I love to write.  Always have.  And while a select few others have read some of my stuff, I write solely for my own amusement.

I write for a living, but not the more enjoyable type like writing for a car magazine. It's weird because my family assumes that because I write, that means I know how to write creatively or something.

David S. Wallens
David S. Wallens Editorial Director
10/2/20 10:53 a.m.

Another writing tip: Just like most anything else, practice helps. And so does reading. 

1988RedT2
1988RedT2 MegaDork
10/2/20 10:58 a.m.
z31maniac said:
1988RedT2 said:

Can we stay on topic just this once? laugh

Or does every thread eventually devolve into a headbangers' mosh pit?

 

I love to write.  Always have.  And while a select few others have read some of my stuff, I write solely for my own amusement.

I write for a living, but not the more enjoyable type like writing for a car magazine. It's weird because my family assumes that because I write, that means I know how to write creatively or something.

Kudos to you for making that work.
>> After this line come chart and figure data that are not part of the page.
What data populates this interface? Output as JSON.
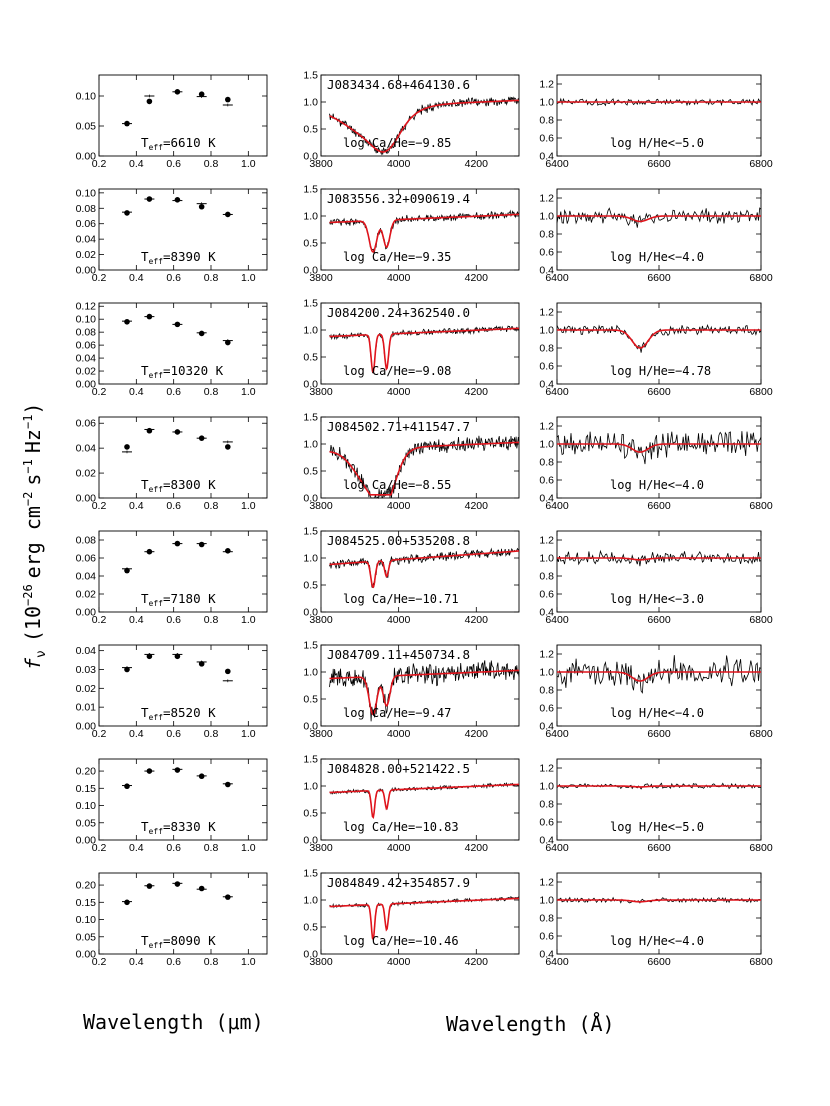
{
  "figure": {
    "ylabel_main": "f",
    "ylabel_sub": "ν",
    "ylabel_rest": "(10",
    "ylabel_exp1": "−26",
    "ylabel_mid1": "erg cm",
    "ylabel_exp2": "−2",
    "ylabel_mid2": "s",
    "ylabel_exp3": "−1",
    "ylabel_mid3": "Hz",
    "ylabel_exp4": "−1",
    "ylabel_end": ")",
    "xlabel_left": "Wavelength (μm)",
    "xlabel_right": "Wavelength (Å)",
    "series_color": "#000000",
    "model_color": "#e0141c"
  },
  "chart_data": [
    {
      "type": "scatter",
      "panel": "photometry",
      "label_prefix": "T",
      "label_sub": "eff",
      "label_value": "=6610 K",
      "x": [
        0.35,
        0.47,
        0.62,
        0.75,
        0.89
      ],
      "y_obs": [
        0.054,
        0.091,
        0.107,
        0.103,
        0.094
      ],
      "y_model": [
        0.054,
        0.1,
        0.107,
        0.099,
        0.085
      ],
      "xlim": [
        0.2,
        1.1
      ],
      "ylim": [
        0.0,
        0.135
      ],
      "xticks": [
        "0.2",
        "0.4",
        "0.6",
        "0.8",
        "1.0"
      ],
      "xtick_vals": [
        0.2,
        0.4,
        0.6,
        0.8,
        1.0
      ],
      "yticks": [
        "0.00",
        "0.05",
        "0.10"
      ],
      "ytick_vals": [
        0.0,
        0.05,
        0.1
      ]
    },
    {
      "type": "line",
      "panel": "calcium",
      "title": "J083434.68+464130.6",
      "label": "log Ca/He=−9.85",
      "xlim": [
        3800,
        4310
      ],
      "ylim": [
        0.0,
        1.5
      ],
      "xticks": [
        "3800",
        "4000",
        "4200"
      ],
      "xtick_vals": [
        3800,
        4000,
        4200
      ],
      "yticks": [
        "0.0",
        "0.5",
        "1.0",
        "1.5"
      ],
      "ytick_vals": [
        0,
        0.5,
        1.0,
        1.5
      ],
      "lines": [
        [
          3934,
          0.55,
          95
        ],
        [
          3969,
          0.35,
          45
        ]
      ],
      "noise": 0.06,
      "blend": true,
      "seed": 11
    },
    {
      "type": "line",
      "panel": "hydrogen",
      "label": "log H/He<−5.0",
      "xlim": [
        6400,
        6800
      ],
      "ylim": [
        0.4,
        1.3
      ],
      "xticks": [
        "6400",
        "6600",
        "6800"
      ],
      "xtick_vals": [
        6400,
        6600,
        6800
      ],
      "yticks": [
        "0.4",
        "0.6",
        "0.8",
        "1.0",
        "1.2"
      ],
      "ytick_vals": [
        0.4,
        0.6,
        0.8,
        1.0,
        1.2
      ],
      "halpha": 0.0,
      "noise": 0.025,
      "seed": 21
    },
    {
      "type": "scatter",
      "panel": "photometry",
      "label_prefix": "T",
      "label_sub": "eff",
      "label_value": "=8390 K",
      "x": [
        0.35,
        0.47,
        0.62,
        0.75,
        0.89
      ],
      "y_obs": [
        0.074,
        0.092,
        0.091,
        0.082,
        0.072
      ],
      "y_model": [
        0.075,
        0.092,
        0.09,
        0.086,
        0.072
      ],
      "xlim": [
        0.2,
        1.1
      ],
      "ylim": [
        0.0,
        0.105
      ],
      "xticks": [
        "0.2",
        "0.4",
        "0.6",
        "0.8",
        "1.0"
      ],
      "xtick_vals": [
        0.2,
        0.4,
        0.6,
        0.8,
        1.0
      ],
      "yticks": [
        "0.00",
        "0.02",
        "0.04",
        "0.06",
        "0.08",
        "0.10"
      ],
      "ytick_vals": [
        0,
        0.02,
        0.04,
        0.06,
        0.08,
        0.1
      ]
    },
    {
      "type": "line",
      "panel": "calcium",
      "title": "J083556.32+090619.4",
      "label": "log Ca/He=−9.35",
      "xlim": [
        3800,
        4310
      ],
      "ylim": [
        0.0,
        1.5
      ],
      "xticks": [
        "3800",
        "4000",
        "4200"
      ],
      "xtick_vals": [
        3800,
        4000,
        4200
      ],
      "yticks": [
        "0.0",
        "0.5",
        "1.0",
        "1.5"
      ],
      "ytick_vals": [
        0,
        0.5,
        1.0,
        1.5
      ],
      "lines": [
        [
          3934,
          0.58,
          14
        ],
        [
          3969,
          0.5,
          12
        ]
      ],
      "noise": 0.05,
      "blend": false,
      "seed": 12
    },
    {
      "type": "line",
      "panel": "hydrogen",
      "label": "log H/He<−4.0",
      "xlim": [
        6400,
        6800
      ],
      "ylim": [
        0.4,
        1.3
      ],
      "xticks": [
        "6400",
        "6600",
        "6800"
      ],
      "xtick_vals": [
        6400,
        6600,
        6800
      ],
      "yticks": [
        "0.4",
        "0.6",
        "0.8",
        "1.0",
        "1.2"
      ],
      "ytick_vals": [
        0.4,
        0.6,
        0.8,
        1.0,
        1.2
      ],
      "halpha": 0.06,
      "noise": 0.06,
      "seed": 22
    },
    {
      "type": "scatter",
      "panel": "photometry",
      "label_prefix": "T",
      "label_sub": "eff",
      "label_value": "=10320 K",
      "x": [
        0.35,
        0.47,
        0.62,
        0.75,
        0.89
      ],
      "y_obs": [
        0.096,
        0.104,
        0.092,
        0.078,
        0.064
      ],
      "y_model": [
        0.097,
        0.104,
        0.092,
        0.079,
        0.067
      ],
      "xlim": [
        0.2,
        1.1
      ],
      "ylim": [
        0.0,
        0.125
      ],
      "xticks": [
        "0.2",
        "0.4",
        "0.6",
        "0.8",
        "1.0"
      ],
      "xtick_vals": [
        0.2,
        0.4,
        0.6,
        0.8,
        1.0
      ],
      "yticks": [
        "0.00",
        "0.02",
        "0.04",
        "0.06",
        "0.08",
        "0.10",
        "0.12"
      ],
      "ytick_vals": [
        0,
        0.02,
        0.04,
        0.06,
        0.08,
        0.1,
        0.12
      ]
    },
    {
      "type": "line",
      "panel": "calcium",
      "title": "J084200.24+362540.0",
      "label": "log Ca/He=−9.08",
      "xlim": [
        3800,
        4310
      ],
      "ylim": [
        0.0,
        1.5
      ],
      "xticks": [
        "3800",
        "4000",
        "4200"
      ],
      "xtick_vals": [
        3800,
        4000,
        4200
      ],
      "yticks": [
        "0.0",
        "0.5",
        "1.0",
        "1.5"
      ],
      "ytick_vals": [
        0,
        0.5,
        1.0,
        1.5
      ],
      "lines": [
        [
          3934,
          0.7,
          7
        ],
        [
          3969,
          0.65,
          7
        ]
      ],
      "noise": 0.04,
      "blend": false,
      "seed": 13
    },
    {
      "type": "line",
      "panel": "hydrogen",
      "label": "log H/He=−4.78",
      "xlim": [
        6400,
        6800
      ],
      "ylim": [
        0.4,
        1.3
      ],
      "xticks": [
        "6400",
        "6600",
        "6800"
      ],
      "xtick_vals": [
        6400,
        6600,
        6800
      ],
      "yticks": [
        "0.4",
        "0.6",
        "0.8",
        "1.0",
        "1.2"
      ],
      "ytick_vals": [
        0.4,
        0.6,
        0.8,
        1.0,
        1.2
      ],
      "halpha": 0.2,
      "noise": 0.04,
      "seed": 23
    },
    {
      "type": "scatter",
      "panel": "photometry",
      "label_prefix": "T",
      "label_sub": "eff",
      "label_value": "=8300 K",
      "x": [
        0.35,
        0.47,
        0.62,
        0.75,
        0.89
      ],
      "y_obs": [
        0.041,
        0.054,
        0.053,
        0.048,
        0.041
      ],
      "y_model": [
        0.037,
        0.055,
        0.053,
        0.048,
        0.045
      ],
      "xlim": [
        0.2,
        1.1
      ],
      "ylim": [
        0.0,
        0.065
      ],
      "xticks": [
        "0.2",
        "0.4",
        "0.6",
        "0.8",
        "1.0"
      ],
      "xtick_vals": [
        0.2,
        0.4,
        0.6,
        0.8,
        1.0
      ],
      "yticks": [
        "0.00",
        "0.02",
        "0.04",
        "0.06"
      ],
      "ytick_vals": [
        0,
        0.02,
        0.04,
        0.06
      ]
    },
    {
      "type": "line",
      "panel": "calcium",
      "title": "J084502.71+411547.7",
      "label": "log Ca/He=−8.55",
      "xlim": [
        3800,
        4310
      ],
      "ylim": [
        0.0,
        1.5
      ],
      "xticks": [
        "3800",
        "4000",
        "4200"
      ],
      "xtick_vals": [
        3800,
        4000,
        4200
      ],
      "yticks": [
        "0.0",
        "0.5",
        "1.0",
        "1.5"
      ],
      "ytick_vals": [
        0,
        0.5,
        1.0,
        1.5
      ],
      "lines": [
        [
          3934,
          0.75,
          60
        ],
        [
          3969,
          0.5,
          35
        ]
      ],
      "noise": 0.1,
      "blend": true,
      "seed": 14
    },
    {
      "type": "line",
      "panel": "hydrogen",
      "label": "log H/He<−4.0",
      "xlim": [
        6400,
        6800
      ],
      "ylim": [
        0.4,
        1.3
      ],
      "xticks": [
        "6400",
        "6600",
        "6800"
      ],
      "xtick_vals": [
        6400,
        6600,
        6800
      ],
      "yticks": [
        "0.4",
        "0.6",
        "0.8",
        "1.0",
        "1.2"
      ],
      "ytick_vals": [
        0.4,
        0.6,
        0.8,
        1.0,
        1.2
      ],
      "halpha": 0.09,
      "noise": 0.1,
      "seed": 24
    },
    {
      "type": "scatter",
      "panel": "photometry",
      "label_prefix": "T",
      "label_sub": "eff",
      "label_value": "=7180 K",
      "x": [
        0.35,
        0.47,
        0.62,
        0.75,
        0.89
      ],
      "y_obs": [
        0.046,
        0.067,
        0.076,
        0.075,
        0.068
      ],
      "y_model": [
        0.048,
        0.067,
        0.076,
        0.076,
        0.067
      ],
      "xlim": [
        0.2,
        1.1
      ],
      "ylim": [
        0.0,
        0.09
      ],
      "xticks": [
        "0.2",
        "0.4",
        "0.6",
        "0.8",
        "1.0"
      ],
      "xtick_vals": [
        0.2,
        0.4,
        0.6,
        0.8,
        1.0
      ],
      "yticks": [
        "0.00",
        "0.02",
        "0.04",
        "0.06",
        "0.08"
      ],
      "ytick_vals": [
        0,
        0.02,
        0.04,
        0.06,
        0.08
      ]
    },
    {
      "type": "line",
      "panel": "calcium",
      "title": "J084525.00+535208.8",
      "label": "log Ca/He=−10.71",
      "xlim": [
        3800,
        4310
      ],
      "ylim": [
        0.0,
        1.5
      ],
      "xticks": [
        "3800",
        "4000",
        "4200"
      ],
      "xtick_vals": [
        3800,
        4000,
        4200
      ],
      "yticks": [
        "0.0",
        "0.5",
        "1.0",
        "1.5"
      ],
      "ytick_vals": [
        0,
        0.5,
        1.0,
        1.5
      ],
      "lines": [
        [
          3934,
          0.48,
          8
        ],
        [
          3969,
          0.3,
          7
        ]
      ],
      "noise": 0.06,
      "blend": false,
      "seed": 15,
      "tilt": 0.25
    },
    {
      "type": "line",
      "panel": "hydrogen",
      "label": "log H/He<−3.0",
      "xlim": [
        6400,
        6800
      ],
      "ylim": [
        0.4,
        1.3
      ],
      "xticks": [
        "6400",
        "6600",
        "6800"
      ],
      "xtick_vals": [
        6400,
        6600,
        6800
      ],
      "yticks": [
        "0.4",
        "0.6",
        "0.8",
        "1.0",
        "1.2"
      ],
      "ytick_vals": [
        0.4,
        0.6,
        0.8,
        1.0,
        1.2
      ],
      "halpha": 0.02,
      "noise": 0.05,
      "seed": 25
    },
    {
      "type": "scatter",
      "panel": "photometry",
      "label_prefix": "T",
      "label_sub": "eff",
      "label_value": "=8520 K",
      "x": [
        0.35,
        0.47,
        0.62,
        0.75,
        0.89
      ],
      "y_obs": [
        0.03,
        0.037,
        0.037,
        0.033,
        0.029
      ],
      "y_model": [
        0.031,
        0.038,
        0.038,
        0.034,
        0.024
      ],
      "xlim": [
        0.2,
        1.1
      ],
      "ylim": [
        0.0,
        0.043
      ],
      "xticks": [
        "0.2",
        "0.4",
        "0.6",
        "0.8",
        "1.0"
      ],
      "xtick_vals": [
        0.2,
        0.4,
        0.6,
        0.8,
        1.0
      ],
      "yticks": [
        "0.00",
        "0.01",
        "0.02",
        "0.03",
        "0.04"
      ],
      "ytick_vals": [
        0,
        0.01,
        0.02,
        0.03,
        0.04
      ]
    },
    {
      "type": "line",
      "panel": "calcium",
      "title": "J084709.11+450734.8",
      "label": "log Ca/He=−9.47",
      "xlim": [
        3800,
        4310
      ],
      "ylim": [
        0.0,
        1.5
      ],
      "xticks": [
        "3800",
        "4000",
        "4200"
      ],
      "xtick_vals": [
        3800,
        4000,
        4200
      ],
      "yticks": [
        "0.0",
        "0.5",
        "1.0",
        "1.5"
      ],
      "ytick_vals": [
        0,
        0.5,
        1.0,
        1.5
      ],
      "lines": [
        [
          3934,
          0.7,
          14
        ],
        [
          3969,
          0.55,
          12
        ]
      ],
      "noise": 0.14,
      "blend": false,
      "seed": 16
    },
    {
      "type": "line",
      "panel": "hydrogen",
      "label": "log H/He<−4.0",
      "xlim": [
        6400,
        6800
      ],
      "ylim": [
        0.4,
        1.3
      ],
      "xticks": [
        "6400",
        "6600",
        "6800"
      ],
      "xtick_vals": [
        6400,
        6600,
        6800
      ],
      "yticks": [
        "0.4",
        "0.6",
        "0.8",
        "1.0",
        "1.2"
      ],
      "ytick_vals": [
        0.4,
        0.6,
        0.8,
        1.0,
        1.2
      ],
      "halpha": 0.1,
      "noise": 0.12,
      "seed": 26
    },
    {
      "type": "scatter",
      "panel": "photometry",
      "label_prefix": "T",
      "label_sub": "eff",
      "label_value": "=8330 K",
      "x": [
        0.35,
        0.47,
        0.62,
        0.75,
        0.89
      ],
      "y_obs": [
        0.156,
        0.2,
        0.203,
        0.185,
        0.161
      ],
      "y_model": [
        0.158,
        0.2,
        0.205,
        0.186,
        0.163
      ],
      "xlim": [
        0.2,
        1.1
      ],
      "ylim": [
        0.0,
        0.235
      ],
      "xticks": [
        "0.2",
        "0.4",
        "0.6",
        "0.8",
        "1.0"
      ],
      "xtick_vals": [
        0.2,
        0.4,
        0.6,
        0.8,
        1.0
      ],
      "yticks": [
        "0.00",
        "0.05",
        "0.10",
        "0.15",
        "0.20"
      ],
      "ytick_vals": [
        0,
        0.05,
        0.1,
        0.15,
        0.2
      ]
    },
    {
      "type": "line",
      "panel": "calcium",
      "title": "J084828.00+521422.5",
      "label": "log Ca/He=−10.83",
      "xlim": [
        3800,
        4310
      ],
      "ylim": [
        0.0,
        1.5
      ],
      "xticks": [
        "3800",
        "4000",
        "4200"
      ],
      "xtick_vals": [
        3800,
        4000,
        4200
      ],
      "yticks": [
        "0.0",
        "0.5",
        "1.0",
        "1.5"
      ],
      "ytick_vals": [
        0,
        0.5,
        1.0,
        1.5
      ],
      "lines": [
        [
          3934,
          0.5,
          6
        ],
        [
          3969,
          0.35,
          6
        ]
      ],
      "noise": 0.025,
      "blend": false,
      "seed": 17
    },
    {
      "type": "line",
      "panel": "hydrogen",
      "label": "log H/He<−5.0",
      "xlim": [
        6400,
        6800
      ],
      "ylim": [
        0.4,
        1.3
      ],
      "xticks": [
        "6400",
        "6600",
        "6800"
      ],
      "xtick_vals": [
        6400,
        6600,
        6800
      ],
      "yticks": [
        "0.4",
        "0.6",
        "0.8",
        "1.0",
        "1.2"
      ],
      "ytick_vals": [
        0.4,
        0.6,
        0.8,
        1.0,
        1.2
      ],
      "halpha": 0.01,
      "noise": 0.02,
      "seed": 27
    },
    {
      "type": "scatter",
      "panel": "photometry",
      "label_prefix": "T",
      "label_sub": "eff",
      "label_value": "=8090 K",
      "x": [
        0.35,
        0.47,
        0.62,
        0.75,
        0.89
      ],
      "y_obs": [
        0.15,
        0.197,
        0.203,
        0.19,
        0.165
      ],
      "y_model": [
        0.152,
        0.198,
        0.205,
        0.188,
        0.166
      ],
      "xlim": [
        0.2,
        1.1
      ],
      "ylim": [
        0.0,
        0.235
      ],
      "xticks": [
        "0.2",
        "0.4",
        "0.6",
        "0.8",
        "1.0"
      ],
      "xtick_vals": [
        0.2,
        0.4,
        0.6,
        0.8,
        1.0
      ],
      "yticks": [
        "0.00",
        "0.05",
        "0.10",
        "0.15",
        "0.20"
      ],
      "ytick_vals": [
        0,
        0.05,
        0.1,
        0.15,
        0.2
      ]
    },
    {
      "type": "line",
      "panel": "calcium",
      "title": "J084849.42+354857.9",
      "label": "log Ca/He=−10.46",
      "xlim": [
        3800,
        4310
      ],
      "ylim": [
        0.0,
        1.5
      ],
      "xticks": [
        "3800",
        "4000",
        "4200"
      ],
      "xtick_vals": [
        3800,
        4000,
        4200
      ],
      "yticks": [
        "0.0",
        "0.5",
        "1.0",
        "1.5"
      ],
      "ytick_vals": [
        0,
        0.5,
        1.0,
        1.5
      ],
      "lines": [
        [
          3934,
          0.65,
          6
        ],
        [
          3969,
          0.48,
          6
        ]
      ],
      "noise": 0.025,
      "blend": false,
      "seed": 18
    },
    {
      "type": "line",
      "panel": "hydrogen",
      "label": "log H/He<−4.0",
      "xlim": [
        6400,
        6800
      ],
      "ylim": [
        0.4,
        1.3
      ],
      "xticks": [
        "6400",
        "6600",
        "6800"
      ],
      "xtick_vals": [
        6400,
        6600,
        6800
      ],
      "yticks": [
        "0.4",
        "0.6",
        "0.8",
        "1.0",
        "1.2"
      ],
      "ytick_vals": [
        0.4,
        0.6,
        0.8,
        1.0,
        1.2
      ],
      "halpha": 0.02,
      "noise": 0.02,
      "seed": 28
    }
  ]
}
I know it's not an easy skill to turn into a paycheck.

I've always been drawn to fiction, both as a reader and as a writer.  There's something very rewarding about inventing characters and making them do crazy E36 M3. laugh

Floating Doc (Forum Supporter)
Floating Doc (Forum Supporter) UberDork
10/5/20 9:27 a.m.

I'll repeat what I have been saying for some time. I think it's important to repeat this again: I always read the editorial content first. You understand us.

You have an advantage in that this is a family owned small business. You're never far removed from your audience, and it shows in the writing. In addition, I think that the editing is exemplary (and I've read a lot of periodical publications, from Smithsonian to medical journals).

Neither GRM or CM are "just another car magazine." Continuing to thrive is all the proof needed of that.

More of my personal perspective: Between reading the magazines, and participating in the forum, I've found a welcoming community.

I'm looking forward to volunteering at the 2020 Challenge so that I can contribute to the community. 
 

David S. Wallens
David S. Wallens Editorial Director
10/5/20 5:52 p.m.

In reply to Floating Doc (Forum Supporter) :

Thanks for the kind words--we have a great team--and glad to hear that you're enjoying the columns. See you in Gainesville.